Warning: this post is not at all on topic and not very pleasant. I just need somewhere to vent and this is where I do it. You may prefer to go visit with some of my friends in the blog roll to the left.
First I'd like to thank everyone for all the support, prayers and emails. They are so greatly appreciated. I'm packed and will soon be on the road to Virginia to see my brother and his family. Things have been a whirlwind with his condition changing almost hourly it seems.
We have a diagnosis and it's not good. He has Pancreatic Cancer, stage 3 or maybe 4. We will know more for sure after the next MRI to check for metastases. Either way, it's not good. The tumor has invaded his arteries and veins and is inoperable. The prognosis is a matter of weeks, or if we get lucky, maybe months.
The doctors haven't actually told them that yet, but with my medical knowledge and what we have been told, I know. I am trying to hang on to the last little shred of hope that he will be in the less then 5% of people who beat this diagnosis, but that's been very difficult for me.
I feel as if I am stuck in a bad nightmare and I can't wake up. Because of my 30+ years working in the medical field my family always looks to me to explain things in plain language. I haven't had the courage yet to explain it all too them. I feel like I owe it to my brother and his wife to make sure they understand first, and I refuse to do that until I'm with them. Then we will have to tell their boys, I don't know how I am gonna be able to do that. The youngest is only 12. How do you tell a 12 year old boy who's father has been absent for large portions of his life, due to deployments to war, that his father may die, very soon?
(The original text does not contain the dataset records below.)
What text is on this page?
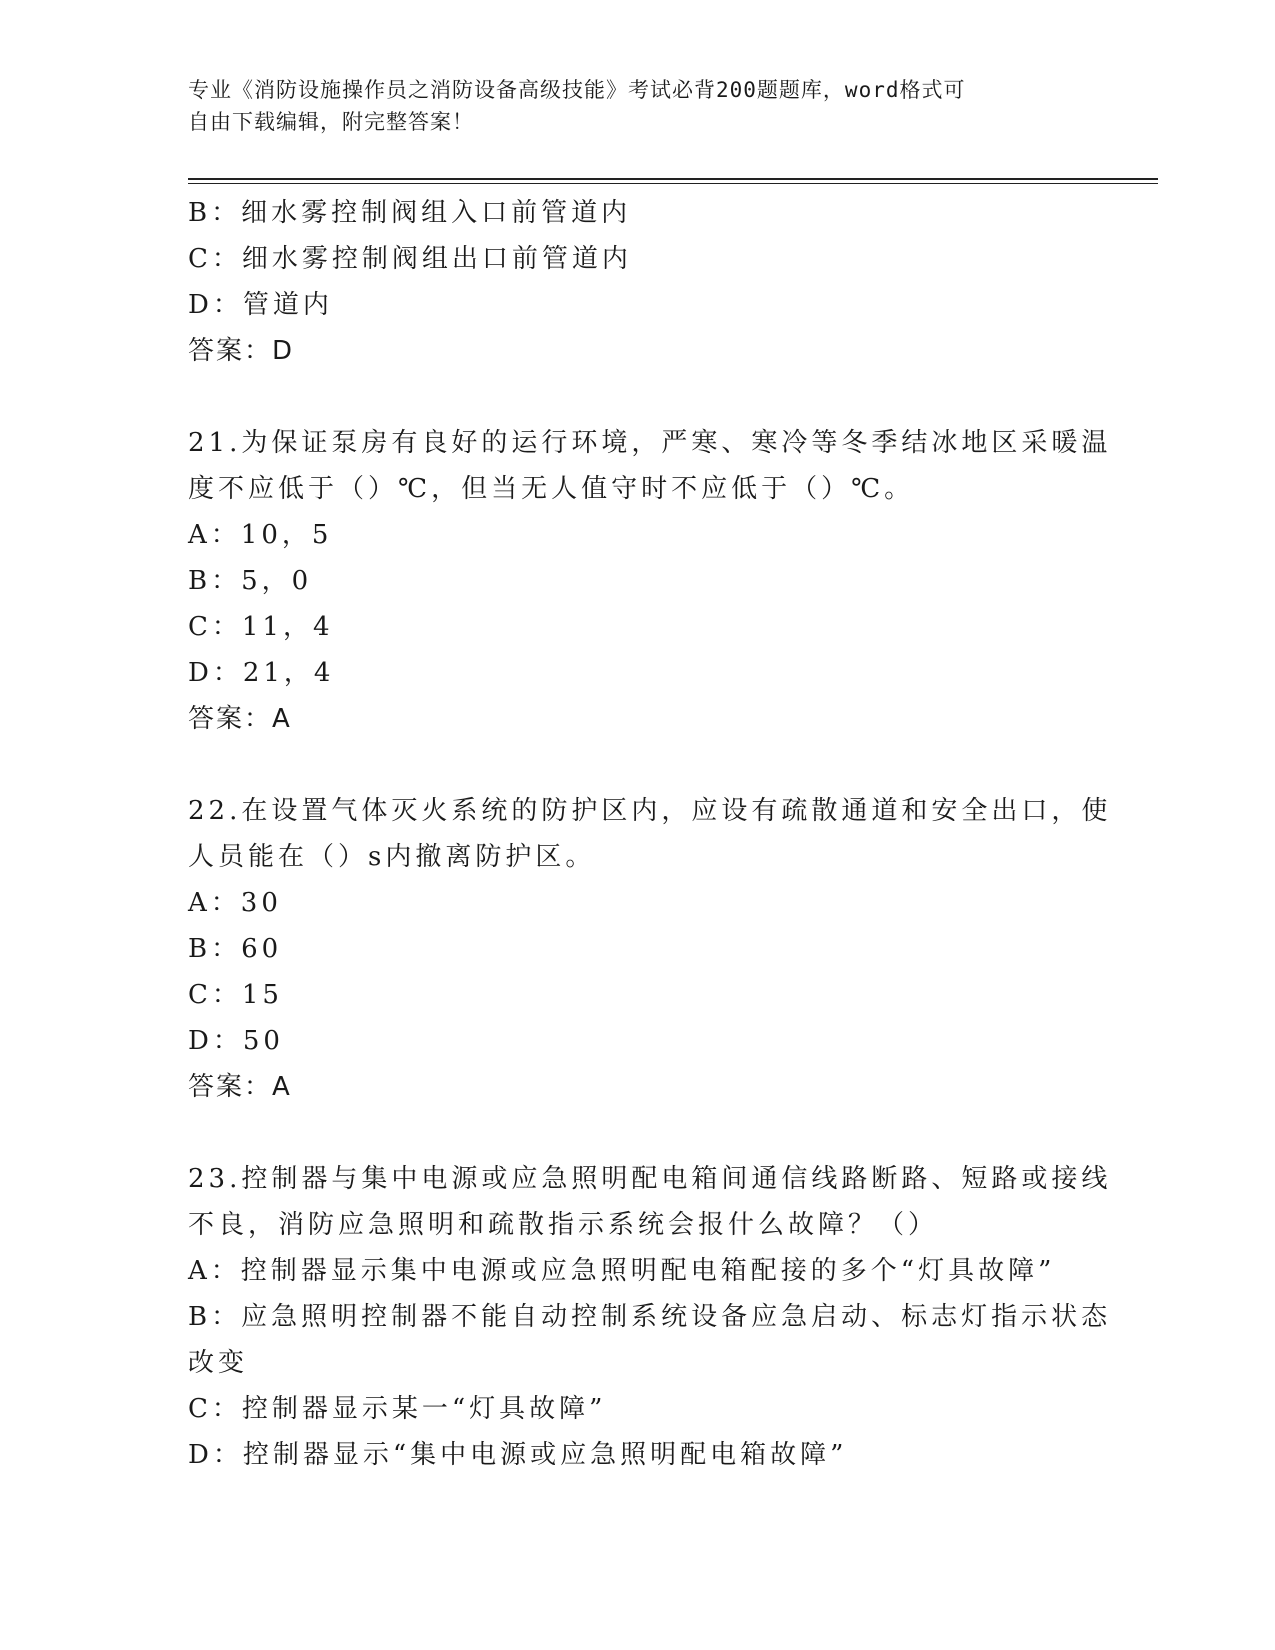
专业《消防设施操作员之消防设备高级技能》考试必背200题题库，word格式可
自由下载编辑，附完整答案！
B：细水雾控制阀组入口前管道内
C：细水雾控制阀组出口前管道内
D：管道内
答案：D
21.为保证泵房有良好的运行环境，严寒、寒冷等冬季结冰地区采暖温
度不应低于（）℃，但当无人值守时不应低于（）℃。
A：10，5
B：5，0
C：11，4
D：21，4
答案：A
22.在设置气体灭火系统的防护区内，应设有疏散通道和安全出口，使
人员能在（）s内撤离防护区。
A：30
B：60
C：15
D：50
答案：A
23.控制器与集中电源或应急照明配电箱间通信线路断路、短路或接线
不良，消防应急照明和疏散指示系统会报什么故障？（）
A：控制器显示集中电源或应急照明配电箱配接的多个“灯具故障”
B：应急照明控制器不能自动控制系统设备应急启动、标志灯指示状态
改变
C：控制器显示某一“灯具故障”
D：控制器显示“集中电源或应急照明配电箱故障”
My family up here where I live are either firmly in denial, or creating drama because they can't quite get that this isn't about THEM. Makes me want to slap all of them. For Musicman and I this brings up not only the pain of possibly losing my brother, but some very bad memories. This is almost the exact same scenario in which we lost his mother. She was admitted to the hospital with vague pains, diagnosed with widespread cancer and passed 6 weeks later. She never made it back home. We know exactly what they are facing and it's going to be brutal for everyone.
My goal now is to get to my brother and hope we can get him stable enough to go home. Right now, that's looking very doubtful. He is on a pain pump and a feeding tube. He is very weak and they were hoping to get him more stable, then do surgery. They can not remove the tumor but are going to try and bypass it so he can eat again. The surgery was supposed to be tomorrow or the next day, but he's not tolerating the tube feeding and will go into surgery later today. If he makes it through that, we might have a chance of getting him home.
At some point he will start chemotherapy, with the goal of shrinking the tumor enough to relieve some of his pain and maybe give him a few more weeks. That is if once he knows and understands, he doesn't give up. He's young, only 39, he has access to some very good doctors, if he fights, he might make it. We just gotta convince him of that and get him to fight with us. If we can, I'd like to try and get him into a clinical trial, that's his best bet for surviving this.
As things stand right now, I will be coming back home late Saturday. We both have to go back to work on Monday. I'm hoping to have a concrete plan of action for moving forward before we have to come back. I'm very much hoping to wake up soon from this nightmare and having some good news to share. Maybe even something on topic occasionally.
If you've read this far, thank you. If you take anything from this post, let it be this: live every day like it's your last. Be generous in giving your love and open to receiving love, that's really the only thing in life that really matters.